A. Yurisdiksi Tuntutan Atas Tindak Pidana Pencucian Uang Melalui Internet Berdasarkan Hukum Acara Pidana
Tindak pidana pencucian uang sebagai kejahatan transnasional dalam penuntutannya dapat menggunakan beberapa asas seperti asas au dedere au punere yang berarti terhadap pelaku tindak pidana internasional dapat dipidana oleh negara locus delicti dalam batas teritorial suatu negara tersebut atau diserahkan atau diekstradisi kepada negara peminta yang memiliki yurisdiksi untuk mewakili pelaku tersebut. Selain itu, terdapat asas au dedere au judicare yang berarti bahwa setiap negara berkewajiban untuk menuntut dan mengadili pelaku tindak pidana internasional dan berkewajiban untuk melakukan kerja sama dengan negara lain dalam menangkap, menahan dan menuntut serta mengadili pelaku tindak pidana internasional.

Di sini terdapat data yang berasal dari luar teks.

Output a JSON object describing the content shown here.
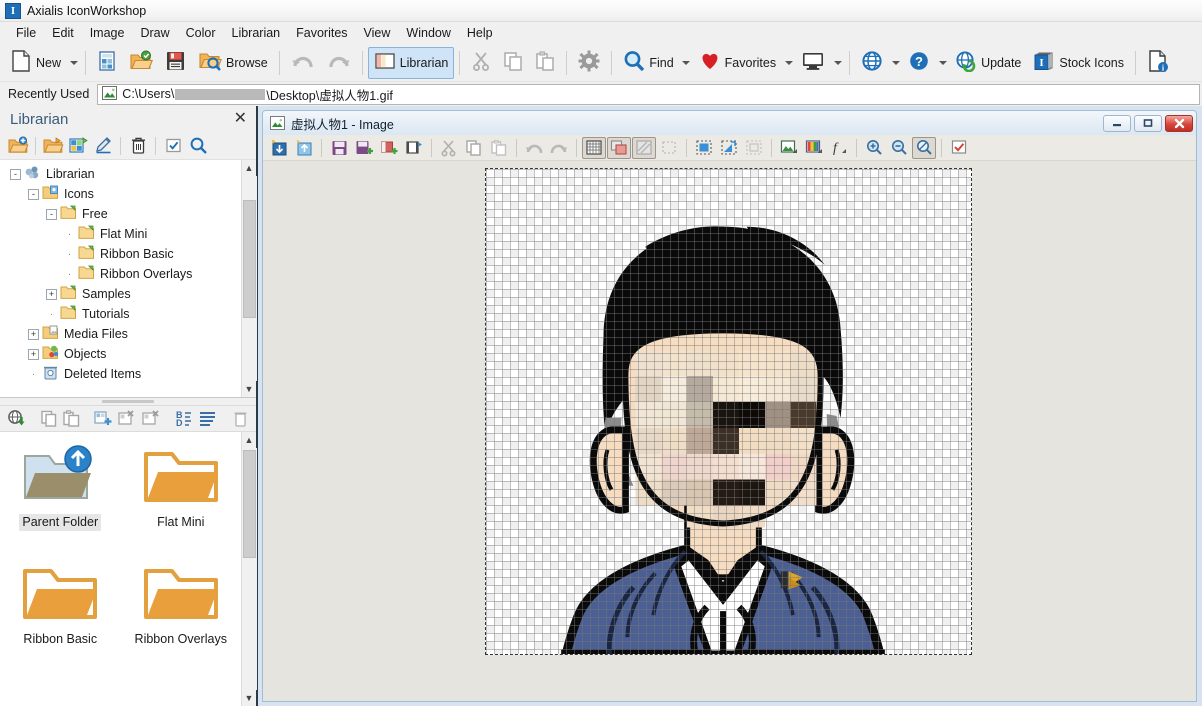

Perbedaan kedua asas di atas terletak pada pemahaman dan persepsi mengenai kedaulatan negara, namun demikian kedua asas tersebut tidak dapat dipisahkan dan saling mengisi. 

Pada Bab XV KUHAP mengenai penuntutan, Pasal 137 menyatakan bahwa penuntut umum berwenang melakukan penuntutan terhadap siapapun yang didakwa melakukan suatu tindak pidana dalam daerah hukumnya dengan melimpahkan perkara ke pengadilan yang berwenang mengadili, termasuk pada kasus pencucian uang. Penuntut umum menentukan kelengkapan suatu perkara hasil penyidikan untuk selanjutnya dilimpahkan ke pengadilan. Hal ini diatur dalam pasal 139 KUHAP. Jaksa Penuntut Umum dalam melakukan penelitian berkas perkara difokuskan terhadap kelengkapan formil dan kelengkapan materiil, yaitu :
  1. Kelengkapan formil, yakni kelengkapan administrasi teknis justisial yang terdapat pada setiap berkas perkara sesuai dengan keharusan yang harus dipenuhi oleh ketentuan hukum yang diatur dalam Pasal 121 dan Pasal 75 KUHAP, termasuk semua ketentuan kebijaksanaan yang telah disepakati oleh instansi penegak hukum dan yang telah melembaga dalam praktek penegakan hukum;
  2. Kelengkapan materiil, yakni kelengkapan informasi, data, fakta dan alat bukti yang diperlukan bagi kepentingan pembuktian. Kelengkapan materiil ialah perbuatan materiil yang dilakukan tersangka antara lain:
  • Fakta-fakta yang dilakukan tersangka, dalam hal ini terjadinya suatu tindak pidana lain yang menghasilkan sejumlah uang.
  • Unsur tindak pidana dari perbuatan materiil yang dilakukan.
  • Cara tindak pidana dilakukan, baik pada tindak pidana sebelumnya maupun pencucian uangnya, misalnya melalui transfer ke suatu bank baik di dalam maupun di luar negeri.
  • Waktu dan tempat tindak pidana dilakukan.(Tempus Delictie dan Locus Delictie)
Selanjutnya menurut Pasal 140 ayat (1) KUHAP, dalam hal penuntut umum berpendapat bahwa dari hasil penyidikan dapat dilakukan penuntutan, dalam waktu secepatnya membuat surat dakwaan. Jika menurut pertimbangan penuntut umum suatu perkara tidak terdapat cukup bukti atau peristiwa tersebut ternyata bukan merupakan tindak pidana, dan perkara ditutup demi hukum maka penuntut umum dapat memutuskan untuk menghentikan penuntutan melalui surat ketetapan yang diatur dalam Pasal 140 ayat (2) a KUHAP.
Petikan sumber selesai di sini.